Feriado prolongado. Isso só a faz lembrar uma coisa: praia. E é pra lá que Daniela Davanso vai. O Dobló  prata já passou pela r...

O que eu quero saber

Por | 19:42


          Feriado prolongado. Isso só a faz lembrar uma coisa: praia. E é pra lá que Daniela Davanso vai. O Dobló  prata já passou pela revisão. Uma última parada na lanchonete antes da viagem. Agora será apenas ela, o carro e a estrada. Ah, sim, não poderia esquecer a trilha sonora. Marisa Monte será a responsável. Seu novo CD, O que você quer saber de verdade, ganhou de presente no Amigo Secreto da faculdade. Ainda não conseguiu ouvir.          

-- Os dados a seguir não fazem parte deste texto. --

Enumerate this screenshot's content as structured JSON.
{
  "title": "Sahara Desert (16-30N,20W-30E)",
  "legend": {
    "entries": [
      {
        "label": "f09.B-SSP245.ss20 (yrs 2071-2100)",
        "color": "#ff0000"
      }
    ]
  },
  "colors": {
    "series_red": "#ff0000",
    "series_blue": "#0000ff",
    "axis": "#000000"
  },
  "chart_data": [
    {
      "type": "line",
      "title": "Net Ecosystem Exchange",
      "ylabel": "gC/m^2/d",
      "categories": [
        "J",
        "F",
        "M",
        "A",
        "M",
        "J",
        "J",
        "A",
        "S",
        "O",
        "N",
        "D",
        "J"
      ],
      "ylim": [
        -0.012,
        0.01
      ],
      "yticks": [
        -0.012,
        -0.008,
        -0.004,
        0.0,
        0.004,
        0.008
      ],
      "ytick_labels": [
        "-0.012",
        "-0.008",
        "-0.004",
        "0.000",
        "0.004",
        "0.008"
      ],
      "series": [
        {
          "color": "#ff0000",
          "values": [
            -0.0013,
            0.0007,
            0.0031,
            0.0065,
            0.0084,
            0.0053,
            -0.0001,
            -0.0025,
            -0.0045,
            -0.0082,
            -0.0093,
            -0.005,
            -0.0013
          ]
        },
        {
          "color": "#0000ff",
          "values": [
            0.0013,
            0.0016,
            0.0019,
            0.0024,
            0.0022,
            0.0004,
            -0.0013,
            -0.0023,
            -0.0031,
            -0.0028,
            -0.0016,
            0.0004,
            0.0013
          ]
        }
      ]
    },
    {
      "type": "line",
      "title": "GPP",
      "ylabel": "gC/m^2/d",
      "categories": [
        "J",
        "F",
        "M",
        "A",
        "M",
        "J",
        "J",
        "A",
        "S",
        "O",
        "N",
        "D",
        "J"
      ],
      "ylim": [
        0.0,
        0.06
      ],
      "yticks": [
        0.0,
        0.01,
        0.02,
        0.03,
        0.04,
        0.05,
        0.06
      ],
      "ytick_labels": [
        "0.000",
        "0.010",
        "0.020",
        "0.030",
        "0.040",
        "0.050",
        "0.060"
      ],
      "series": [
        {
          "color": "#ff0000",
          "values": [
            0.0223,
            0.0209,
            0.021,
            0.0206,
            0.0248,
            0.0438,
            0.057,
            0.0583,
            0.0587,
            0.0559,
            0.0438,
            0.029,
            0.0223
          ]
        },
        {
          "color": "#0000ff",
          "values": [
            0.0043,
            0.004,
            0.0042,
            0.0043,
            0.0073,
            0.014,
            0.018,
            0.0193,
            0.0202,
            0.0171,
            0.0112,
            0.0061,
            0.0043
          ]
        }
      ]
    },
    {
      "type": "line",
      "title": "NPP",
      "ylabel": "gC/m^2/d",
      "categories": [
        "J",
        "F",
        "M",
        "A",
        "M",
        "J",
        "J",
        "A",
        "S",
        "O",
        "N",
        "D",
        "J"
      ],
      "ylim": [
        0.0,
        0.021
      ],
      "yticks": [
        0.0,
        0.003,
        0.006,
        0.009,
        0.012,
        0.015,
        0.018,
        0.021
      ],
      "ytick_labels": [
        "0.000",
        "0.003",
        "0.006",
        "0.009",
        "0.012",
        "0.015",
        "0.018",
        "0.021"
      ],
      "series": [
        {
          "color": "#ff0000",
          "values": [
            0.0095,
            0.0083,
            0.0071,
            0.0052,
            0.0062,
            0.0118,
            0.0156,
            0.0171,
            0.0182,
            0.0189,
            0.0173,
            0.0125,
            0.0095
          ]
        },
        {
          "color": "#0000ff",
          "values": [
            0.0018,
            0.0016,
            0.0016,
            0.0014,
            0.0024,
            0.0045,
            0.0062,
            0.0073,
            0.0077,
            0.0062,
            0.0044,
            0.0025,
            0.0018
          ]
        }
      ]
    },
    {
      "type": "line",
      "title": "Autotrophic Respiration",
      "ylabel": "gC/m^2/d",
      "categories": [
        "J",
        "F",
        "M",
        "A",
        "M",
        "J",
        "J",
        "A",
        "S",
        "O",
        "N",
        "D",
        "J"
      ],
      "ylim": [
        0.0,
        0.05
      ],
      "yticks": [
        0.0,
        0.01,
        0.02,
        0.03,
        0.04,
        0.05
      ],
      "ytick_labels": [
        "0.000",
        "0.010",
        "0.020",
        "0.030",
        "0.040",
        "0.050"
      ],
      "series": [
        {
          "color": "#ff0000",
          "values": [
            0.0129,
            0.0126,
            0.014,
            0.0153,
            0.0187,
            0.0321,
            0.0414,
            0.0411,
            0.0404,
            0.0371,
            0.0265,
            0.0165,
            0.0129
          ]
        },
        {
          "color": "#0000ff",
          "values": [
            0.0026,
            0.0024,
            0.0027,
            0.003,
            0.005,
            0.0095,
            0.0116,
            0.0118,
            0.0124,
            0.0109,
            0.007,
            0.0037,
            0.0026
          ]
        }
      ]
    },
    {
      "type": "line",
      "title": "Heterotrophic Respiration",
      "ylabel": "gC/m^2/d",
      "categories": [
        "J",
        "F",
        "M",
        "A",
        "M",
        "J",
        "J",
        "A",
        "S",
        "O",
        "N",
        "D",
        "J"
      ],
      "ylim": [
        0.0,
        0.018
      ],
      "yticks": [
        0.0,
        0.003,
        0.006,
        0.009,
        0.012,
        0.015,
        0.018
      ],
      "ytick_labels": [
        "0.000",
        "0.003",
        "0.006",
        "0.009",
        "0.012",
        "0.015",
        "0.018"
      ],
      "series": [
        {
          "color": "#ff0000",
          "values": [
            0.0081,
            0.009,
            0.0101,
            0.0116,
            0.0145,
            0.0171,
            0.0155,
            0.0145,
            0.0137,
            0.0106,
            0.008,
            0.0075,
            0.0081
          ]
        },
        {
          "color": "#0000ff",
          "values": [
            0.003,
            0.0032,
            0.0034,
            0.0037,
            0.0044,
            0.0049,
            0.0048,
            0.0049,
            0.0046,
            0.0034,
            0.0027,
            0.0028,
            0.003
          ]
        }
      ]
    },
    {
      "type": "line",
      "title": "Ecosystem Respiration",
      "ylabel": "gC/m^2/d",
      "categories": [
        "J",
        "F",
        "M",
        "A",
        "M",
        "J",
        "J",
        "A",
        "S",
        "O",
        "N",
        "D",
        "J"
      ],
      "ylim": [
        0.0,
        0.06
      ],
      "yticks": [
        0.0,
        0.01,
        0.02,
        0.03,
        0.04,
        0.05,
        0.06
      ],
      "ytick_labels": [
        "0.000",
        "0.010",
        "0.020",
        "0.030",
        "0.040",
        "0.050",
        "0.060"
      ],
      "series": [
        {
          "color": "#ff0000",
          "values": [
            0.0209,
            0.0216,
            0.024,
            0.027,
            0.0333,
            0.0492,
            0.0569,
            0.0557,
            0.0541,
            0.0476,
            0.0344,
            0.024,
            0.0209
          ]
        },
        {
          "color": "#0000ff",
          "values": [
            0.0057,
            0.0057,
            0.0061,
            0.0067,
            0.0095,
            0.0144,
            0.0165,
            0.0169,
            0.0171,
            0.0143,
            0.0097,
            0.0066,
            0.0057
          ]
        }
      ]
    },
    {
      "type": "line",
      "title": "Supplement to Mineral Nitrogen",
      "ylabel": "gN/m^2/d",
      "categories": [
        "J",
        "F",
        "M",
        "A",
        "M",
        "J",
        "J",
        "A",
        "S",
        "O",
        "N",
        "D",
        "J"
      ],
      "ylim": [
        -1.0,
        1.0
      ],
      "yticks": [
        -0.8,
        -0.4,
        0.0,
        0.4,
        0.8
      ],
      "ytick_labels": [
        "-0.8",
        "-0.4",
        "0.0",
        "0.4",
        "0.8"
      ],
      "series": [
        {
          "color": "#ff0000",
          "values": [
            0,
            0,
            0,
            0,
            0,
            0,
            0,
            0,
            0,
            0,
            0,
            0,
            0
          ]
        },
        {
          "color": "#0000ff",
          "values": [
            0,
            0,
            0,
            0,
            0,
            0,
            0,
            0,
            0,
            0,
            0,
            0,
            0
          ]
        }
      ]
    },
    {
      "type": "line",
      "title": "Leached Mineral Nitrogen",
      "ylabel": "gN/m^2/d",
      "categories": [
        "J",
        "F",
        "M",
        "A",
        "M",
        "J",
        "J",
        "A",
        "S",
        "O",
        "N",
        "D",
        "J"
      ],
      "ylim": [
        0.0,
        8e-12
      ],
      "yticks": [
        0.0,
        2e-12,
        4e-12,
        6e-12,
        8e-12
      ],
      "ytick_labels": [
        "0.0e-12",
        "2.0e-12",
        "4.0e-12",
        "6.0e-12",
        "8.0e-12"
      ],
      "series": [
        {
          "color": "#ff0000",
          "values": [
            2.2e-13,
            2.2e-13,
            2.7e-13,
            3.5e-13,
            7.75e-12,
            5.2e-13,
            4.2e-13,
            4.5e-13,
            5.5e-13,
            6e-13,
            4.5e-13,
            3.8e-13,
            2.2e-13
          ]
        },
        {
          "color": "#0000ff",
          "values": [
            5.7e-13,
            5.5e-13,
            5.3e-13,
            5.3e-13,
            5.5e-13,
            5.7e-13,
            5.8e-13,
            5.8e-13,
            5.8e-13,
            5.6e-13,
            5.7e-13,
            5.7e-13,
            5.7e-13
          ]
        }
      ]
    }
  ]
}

Um Ford velho azul cruzou o seu caminho. O motorista, um senhor com aparência hostil, barba mal feita, cabelos brancos e um cigarro caindo pelo canto esquerdo da boca, ultrapassa em local proibido e faz sinal obsceno para Daniela. No tumultuado trânsito da Capital, Daniela teria xingado, gritado, devolvido gestos igualmente hostis.  Mas aquele feriado seria de felicidade, nada iria impedi-la de aproveitar. Marisa, a cantora, dizia exatamente isso para ela: “Vai sem direção, vai ser livre. A tristeza não, não existe. Solte seus cabelos ao vento, não olhe pra trás.”. Era isso que ela iria fazer. Esquecer-se de olhar para trás, por pelo menos quatro dias. As últimas semanas foram complicadas. Ela não achou que gostar de alguém fosse tão complicado assim.
          

Enquanto passava pela divisa de São Bernardo e São Vicente, Marisa Monte falava sobre andar descalço no parque. Parecia que tudo o que Daniela sentia, Marisa cantava. “Pois a cada hora que passa leva comigo uma saudade de você, meu amor.” No pedágio, aquele olhar era tão parecido, mas nada se comparava à sua paixão. Uma fugaz lembrança daquela mesma cabine, meses atrás. Era uma viagem romântica. Uma segunda lua de mel.
          
Os túneis tamparam a visão da lua. Vários minutos se passaram enquanto o carro percorria aquele trecho. Estrada longa e lotada. À frente, um Sportage azul marinho com duas bicicletas em cima. Jovens recém-casados, provavelmente. A placa era de Embu das Artes. Ao lado, uma Saveiro branca transportava móveis antigos. Na outra faixa, um Crossfox vermelho. Igualzinho o carro de seu amor. Bandido amor. Até Marisa percebeu. “Depois de aceitarmos os fatos, de trocar seus retratos pelos de um outro alguém. Meu bem, vamos ter liberdade, para amar à vontade sem trair mais ninguém”. Lágrimas escorriam pela face da menina-mulher. Melhor seria trocar de faixa, mas Marisa não colabora. “Amar alguém só pode fazer bem, não há como fazer mal a ninguém. Mesmo quando existe um outro alguém, mesmo quando isso não convém”. Como poderia alguém amar duas pessoas ao mesmo tempo? É algo inaceitável, para um coração fiel. Daniela não podia aceitar. Não conseguiu aceitar. Sentiu-se traída, sentiu-se minimizada, hostilizada.
          

O equipamento de som do carro continuava funcionando, mesmo com a tentativa desenfreada de Daniela de calá-lo. Os botões não respondiam. A estrada estava ficando mais escura, mais perigosa. “A tarde estava fria. Frio também ficou meu coração ao compreender que ele partia. No branco lencinho, chorei sua traição.” Estava explicado porque Daniela evitara tanto aquele CD.
          

Marisa continuava falando para ser feliz. Ser feliz. Era óbvio. Tudo estava óbvio. Só Daniela não percebeu. Logo poderia cantar, com felicidade, a canção de Marisa. “O meu coração já estava aposentado. Sem nenhuma ilusão, tinha sido maltratado. Tudo se transformou. Agora você chegou, você que me faz feliz, você que me faz cantar, assim...”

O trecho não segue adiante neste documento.